[EP] Leopoldine – Adieu Canopée

Leopoldine nous avait touchés, en 2013, avec un premier disque, « Music Box EP (for Satine) », articulé autour d’une structure piano/voix, baignant dans un univers électronique cotonneux. Leopoldine conjuguait le groove moite du trip-hop à une sensualité vocale évidente, le tout sous l’ombre tutélaire des grandes PJ Harvey, Beth Gibbons, Cat Power et autres Regina Spektor. 2015, et rien n’a vraiment changé : une porte s’est simplement entrouverte et Leopoldine s’est faufilée dans la brèche.

Leopoldine - Adieu Canopee

Leopoldine exprime désormais les nuances du sentiment amoureux, les variations de la passion, la dualité de la vie, en français. Elle dévoile ainsi une nouvelle facette de sa musique, à travers une écriture limpide, pleine de justesse et de retenue, à la hauteur d’un talent qui ne fait désormais plus aucun doute. L’âme de Leopoldine est une jeune femme discrète et passionnée, Pauline de son prénom. Loin d’être un voyage en solo, Leopoldine est une aventure collective, nourrie et guidée par la créativité de Pauline, sublimée par les apports de musiciens particulièrement talentueux (les fidèles de la première heure, David et Cyril, et des proches aperçus entre autres du côté de Kissinmas, de Morgane Imbeaud et du Delano Orchestra).

Il serait difficile de ne pas évoquer l’épisode du radio-crochet de France Inter en 2014, pendant lequel Leopoldine avait conquis en douceur un public très nombreux. Pauline avait même dépassé le refuge pudique de la langue anglaise pour ouvrir son chant à de nouveaux horizons. Sa reprise de « Aucun Express » de Bashung avait marqué le programme par sa sincérité et son intensité. Une superbe version studio clôt d’ailleurs « Adieu Canopée ».
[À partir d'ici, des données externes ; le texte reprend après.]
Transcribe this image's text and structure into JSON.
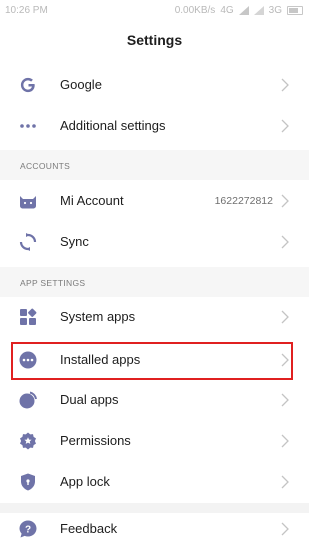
{
  "status_bar": {
    "time": "10:26 PM",
    "network": "0.00KB/s",
    "sim1": "4G",
    "sim2": "3G"
  },
  "header": {
    "title": "Settings"
  },
  "sections": {
    "accounts": "ACCOUNTS",
    "app_settings": "APP SETTINGS"
  },
  "items": {
    "google": {
      "label": "Google",
      "icon": "google-icon"
    },
    "additional": {
      "label": "Additional settings",
      "icon": "more-dots-icon"
    },
    "mi_account": {
      "label": "Mi Account",
      "value": "1622272812",
      "icon": "mi-account-icon"
    },
    "sync": {
      "label": "Sync",
      "icon": "sync-icon"
    },
    "system_apps": {
      "label": "System apps",
      "icon": "apps-grid-icon"
    },
    "installed_apps": {
      "label": "Installed apps",
      "icon": "installed-apps-icon"
    },
    "dual_apps": {
      "label": "Dual apps",
      "icon": "dual-apps-icon"
    },
    "permissions": {
      "label": "Permissions",
      "icon": "permissions-icon"
    },
    "app_lock": {
      "label": "App lock",
      "icon": "shield-lock-icon"
    },
    "feedback": {
      "label": "Feedback",
      "icon": "feedback-icon"
    }
  },
  "colors": {
    "icon": "#6f73a8",
    "highlight_border": "#e02020",
    "chevron": "#c4c4c4"
  }
}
« Sous l’armure » place d’entrée la barre très haut dès les premières notes de piano. L’ambiance est feutrée, les arrangements sont précis. La voix se fait complice ; elle caresse la mélodie, laisse respirer les silences. Le morceau monte lentement, soutenu par les cordes discrètes du violoncelliste, Guillaume Bongiraud. L’arrivée de la batterie emporte le morceau et annonce une fin tourbillonnante. « Happiness’s Key », placé en fin de disque, joue par effets de miroirs avec « Sous l’armure ». Les deux morceaux se complètent, se répondent. Une guitare cristalline appelle quelques notes de piano, le morceau démarre dans la langue de Molière, évolue soudainement dans celle de Shakespeare, soutenu par une rythmique puissante et un groupe à l’unisson. L’alternance fonctionne et nous raconte une histoire au-delà des mots.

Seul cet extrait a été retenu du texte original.